L’uomo primitivo era governato dai propri istinti più dei suoi moderni discendenti “razionali”, che hanno imparato a “controllarsi”, piuttosto che ad esprimere. Nel corso di questo processo di civilizzazione abbiamo progressivamente scisso la nostra coscienza dagli strati profondi della psiche umana e infine anche dalla base somatica del fenomeno psichico. L’uomo contemporaneo, a causa di mancanza d’introspezione, è sovente ignaro che, pur con tutta la sua razionalità ed efficienza, è in balìa di “forze non controllabili”. Dei e demoni tengono molti individui in uno stato d’agitazione semplicemente attraverso vaghe apprensioni, o tramite un ingente fardello di nevrosi e di disturbi somatici.
La letteratura recente postula che un’inibizione più o meno forzata e costante del naturale comportamento biopsicomotorio del corpo si traduce in una cronica e sterile microattivazione del sistema nervoso vegetativo, psico-neuro-endocrino ed immunologico. Quest’attivazione produrrebbe le manifestazioni squisitamente cliniche di tale processo: gli attacchi di panico, i disturbi da somatizzazione gastro-intestinale, sessuale o pseudo-neurologica (si pensi ai vari tipi di cefalea), le sindromi algiche e l’ipocondria, per citare la nosografia di maggiore incidenza.
Giova ricordare in quest’ambito, anche se a margine ai fini del presente discorso, la concezione junghiana sul ruolo vitale della funzione compensatrice dei sogni e della loro elaborazione nell’alleviare la strutturazione di tali disturbi.

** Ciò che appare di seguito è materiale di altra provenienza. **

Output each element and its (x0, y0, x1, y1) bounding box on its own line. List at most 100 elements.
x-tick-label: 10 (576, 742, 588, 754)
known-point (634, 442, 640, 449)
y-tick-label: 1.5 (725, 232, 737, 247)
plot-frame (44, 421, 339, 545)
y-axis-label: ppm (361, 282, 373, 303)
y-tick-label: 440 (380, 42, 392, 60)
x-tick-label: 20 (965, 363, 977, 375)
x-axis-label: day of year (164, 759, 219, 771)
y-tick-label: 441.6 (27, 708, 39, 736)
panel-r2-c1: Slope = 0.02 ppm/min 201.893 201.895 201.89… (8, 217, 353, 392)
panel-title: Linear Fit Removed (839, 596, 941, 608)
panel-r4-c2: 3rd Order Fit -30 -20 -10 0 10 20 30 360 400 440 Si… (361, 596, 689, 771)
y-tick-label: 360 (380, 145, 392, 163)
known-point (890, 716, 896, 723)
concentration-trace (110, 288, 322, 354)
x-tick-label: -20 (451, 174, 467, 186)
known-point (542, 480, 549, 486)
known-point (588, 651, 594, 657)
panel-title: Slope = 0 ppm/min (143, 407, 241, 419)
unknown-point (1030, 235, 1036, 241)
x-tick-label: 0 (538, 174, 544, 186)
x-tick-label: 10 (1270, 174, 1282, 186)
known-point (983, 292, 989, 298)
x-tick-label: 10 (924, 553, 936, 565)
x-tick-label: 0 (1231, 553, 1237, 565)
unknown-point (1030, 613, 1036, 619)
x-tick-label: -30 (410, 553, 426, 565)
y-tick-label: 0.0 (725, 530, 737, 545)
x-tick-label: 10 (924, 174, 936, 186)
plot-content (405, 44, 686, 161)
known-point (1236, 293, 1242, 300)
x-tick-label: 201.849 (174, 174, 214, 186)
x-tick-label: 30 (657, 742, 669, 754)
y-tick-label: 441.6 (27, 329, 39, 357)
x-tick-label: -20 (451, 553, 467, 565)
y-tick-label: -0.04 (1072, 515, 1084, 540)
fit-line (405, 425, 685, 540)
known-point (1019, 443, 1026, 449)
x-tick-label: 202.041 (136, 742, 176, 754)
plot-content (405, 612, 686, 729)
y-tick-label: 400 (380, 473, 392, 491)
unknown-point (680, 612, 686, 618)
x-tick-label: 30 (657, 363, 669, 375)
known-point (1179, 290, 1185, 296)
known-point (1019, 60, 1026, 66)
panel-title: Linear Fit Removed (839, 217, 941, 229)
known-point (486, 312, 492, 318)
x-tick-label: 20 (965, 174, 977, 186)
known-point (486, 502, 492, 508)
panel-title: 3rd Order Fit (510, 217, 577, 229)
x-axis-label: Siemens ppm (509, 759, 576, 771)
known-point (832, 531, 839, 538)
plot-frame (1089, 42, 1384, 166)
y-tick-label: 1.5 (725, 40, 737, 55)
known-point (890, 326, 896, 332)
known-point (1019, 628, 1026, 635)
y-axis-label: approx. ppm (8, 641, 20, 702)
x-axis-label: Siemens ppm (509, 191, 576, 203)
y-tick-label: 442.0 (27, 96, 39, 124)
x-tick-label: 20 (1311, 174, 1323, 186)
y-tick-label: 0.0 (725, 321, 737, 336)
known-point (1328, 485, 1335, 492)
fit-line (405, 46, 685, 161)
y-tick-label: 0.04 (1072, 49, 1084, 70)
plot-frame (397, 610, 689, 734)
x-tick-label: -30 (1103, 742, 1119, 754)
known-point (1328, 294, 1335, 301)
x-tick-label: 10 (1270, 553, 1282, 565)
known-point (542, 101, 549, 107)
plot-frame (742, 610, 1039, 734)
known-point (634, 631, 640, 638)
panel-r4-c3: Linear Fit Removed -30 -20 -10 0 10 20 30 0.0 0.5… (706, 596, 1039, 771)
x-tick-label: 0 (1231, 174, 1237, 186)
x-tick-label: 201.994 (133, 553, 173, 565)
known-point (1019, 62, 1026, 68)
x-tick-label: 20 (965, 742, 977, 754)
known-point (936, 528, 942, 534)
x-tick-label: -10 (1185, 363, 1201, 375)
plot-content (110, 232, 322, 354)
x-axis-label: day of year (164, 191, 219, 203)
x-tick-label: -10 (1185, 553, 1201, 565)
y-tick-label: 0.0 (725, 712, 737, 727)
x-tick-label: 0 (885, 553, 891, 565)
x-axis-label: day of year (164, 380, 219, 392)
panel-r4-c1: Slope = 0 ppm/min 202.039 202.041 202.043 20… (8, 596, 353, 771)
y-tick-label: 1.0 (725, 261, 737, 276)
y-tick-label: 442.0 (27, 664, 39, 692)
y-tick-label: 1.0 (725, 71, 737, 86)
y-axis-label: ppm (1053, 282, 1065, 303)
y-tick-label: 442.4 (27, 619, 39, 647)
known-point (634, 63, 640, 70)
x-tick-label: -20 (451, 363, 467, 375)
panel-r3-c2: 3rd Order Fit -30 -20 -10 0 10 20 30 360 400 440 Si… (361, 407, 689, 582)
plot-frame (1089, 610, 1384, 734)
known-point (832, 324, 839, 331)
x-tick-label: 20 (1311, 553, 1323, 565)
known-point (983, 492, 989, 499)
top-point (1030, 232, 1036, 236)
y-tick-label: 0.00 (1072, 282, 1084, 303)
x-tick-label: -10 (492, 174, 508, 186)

Analizzeremo ora come esempio la fenomenologia clinica della sindrome da attacchi di panico. Questo disturbo (l’etimologia della parola appare un epifenomeno del modo in cui la regione psichica e archetipica di Pan è arrivata fino a noi dall’antica Grecia) dura generalmente solo alcuni minuti, ma causa una considerevole angoscia. Il coinvolgimento del corpo si manifesta con prepotenti sintomi organici come soffocamento, vertigini, sudorazione profusa, tremore e tachicardia cui si accompagnano spesso una sensazione di morte imminente od il timore di impazzire. Sebbene l’evidenza a favore di fattori neurofisiologici nella genesi di questo corteo sintomatologico sia ineludibile, tali osservazioni sono più persuasive nella spiegazione della patogenesi piuttosto che dell’eziologia del disturbo. Nessun dato neurobiologico è in grado di farci comprendere cosa scateni l’inizio di un attacco di panico, così come di altri disturbi psicosomatici.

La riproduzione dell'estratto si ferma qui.